Take a look at how we have helped some of our clients.
Based on a recommendation, DLRC was approached by a pharma company headquartered outside the EU to support them in breaking into the EU market with their portfolio of respiratory products.
DLRC advised on regulatory requirements regarding both the product and inhaler device. We were actively involved in review and preparation of the dossier and devised the regulatory strategy to ensure commercial goals were achieved.
DLRC managed multiple DCP procedures to successfully gain MA approvals across the EU. We are now managing multiple procedures for all types of inhaled devices with this client for further drug products.
Small EU Pharma Company with limited experience of MAA preparation, submission and review.
DLRC provided strategic and operational regulatory support to ensure submission of the MAA via the centralised procedure within a short timeframe. Working within the project teams, DLRC provided leadership and guidance to ensure that the MAA dossier was prepared in a timely fashion and to a high standard. Support included Agency pre-submission meetings, dossier preparation, document review, strategic regulatory input, liaison with senior management and working with external partners and consultants. DLRC continued to provide support during the MAA assessment process.
The product was successfully approved and DLRC continues to provide post-approval support.
Work collaboratively with a US biotech with no previous EU filing experience to submit an EU MAA to an aggressive timeline.

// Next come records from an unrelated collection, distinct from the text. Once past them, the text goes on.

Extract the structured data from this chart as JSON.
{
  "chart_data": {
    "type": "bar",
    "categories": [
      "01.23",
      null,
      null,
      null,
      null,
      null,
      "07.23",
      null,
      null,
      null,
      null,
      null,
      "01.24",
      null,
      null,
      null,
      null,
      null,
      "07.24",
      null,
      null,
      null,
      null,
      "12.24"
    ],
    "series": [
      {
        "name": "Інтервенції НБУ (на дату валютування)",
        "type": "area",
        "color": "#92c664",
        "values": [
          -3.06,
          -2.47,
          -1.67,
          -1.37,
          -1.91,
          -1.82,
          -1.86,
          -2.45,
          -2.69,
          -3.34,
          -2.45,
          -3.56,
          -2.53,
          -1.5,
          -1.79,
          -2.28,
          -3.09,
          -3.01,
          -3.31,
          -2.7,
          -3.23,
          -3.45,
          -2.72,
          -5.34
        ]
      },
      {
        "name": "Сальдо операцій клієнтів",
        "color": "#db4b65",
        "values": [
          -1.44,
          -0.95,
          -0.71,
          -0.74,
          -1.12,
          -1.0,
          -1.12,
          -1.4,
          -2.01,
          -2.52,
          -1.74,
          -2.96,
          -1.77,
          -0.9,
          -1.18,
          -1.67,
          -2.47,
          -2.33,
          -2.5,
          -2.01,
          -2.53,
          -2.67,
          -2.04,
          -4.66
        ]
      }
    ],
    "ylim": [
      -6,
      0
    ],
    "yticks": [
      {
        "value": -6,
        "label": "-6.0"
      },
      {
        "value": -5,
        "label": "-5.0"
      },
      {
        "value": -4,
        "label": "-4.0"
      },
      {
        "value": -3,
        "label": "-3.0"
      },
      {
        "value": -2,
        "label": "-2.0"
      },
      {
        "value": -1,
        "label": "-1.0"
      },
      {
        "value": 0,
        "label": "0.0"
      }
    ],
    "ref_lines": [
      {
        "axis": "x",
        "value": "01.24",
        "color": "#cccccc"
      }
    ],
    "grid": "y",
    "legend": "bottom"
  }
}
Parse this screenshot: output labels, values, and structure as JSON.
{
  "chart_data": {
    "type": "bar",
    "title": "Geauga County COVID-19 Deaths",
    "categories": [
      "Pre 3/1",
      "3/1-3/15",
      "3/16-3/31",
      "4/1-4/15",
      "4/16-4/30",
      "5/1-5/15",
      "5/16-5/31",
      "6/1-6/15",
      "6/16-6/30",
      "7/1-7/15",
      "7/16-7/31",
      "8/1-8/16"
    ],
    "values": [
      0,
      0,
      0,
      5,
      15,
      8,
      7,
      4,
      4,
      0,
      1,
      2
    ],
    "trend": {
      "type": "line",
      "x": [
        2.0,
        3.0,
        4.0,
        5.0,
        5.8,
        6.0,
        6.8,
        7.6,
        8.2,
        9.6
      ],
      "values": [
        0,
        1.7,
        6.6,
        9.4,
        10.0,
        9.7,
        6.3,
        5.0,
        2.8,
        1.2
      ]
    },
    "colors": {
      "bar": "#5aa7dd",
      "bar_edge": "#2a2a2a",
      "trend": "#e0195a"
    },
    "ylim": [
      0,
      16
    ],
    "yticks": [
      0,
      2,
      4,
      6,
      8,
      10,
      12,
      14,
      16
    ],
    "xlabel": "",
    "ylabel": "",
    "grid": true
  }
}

The client’s BLA dossier was under preparation when DLRC was asked to provide European services and expertise. As well as European expertise, our staff have experience with NDAs and BLAs and this knowledge facilitated our collaborative teamwork to support adjustment of an FDA focused dossier for the EU.
DLRC’s expertise in EU requirements allowed us to pre-emptively identify the need for a new pharmaceutical form, recognising a difference in regulatory approach between the FDA and EMA, and we developed a strategy to resolve the issue.
DLRC coordinated pre-submission agency meetings and as timelines progressed, the client requested that DLRC lead the authoring of the EU quality overall summary and EU non-clinical and clinical overviews.
DLRC provided EU regulatory leadership to ensure the joint team overcame challenges and we were able to publish and submit the dossier and obtain successful validation in the timeframe that the client required.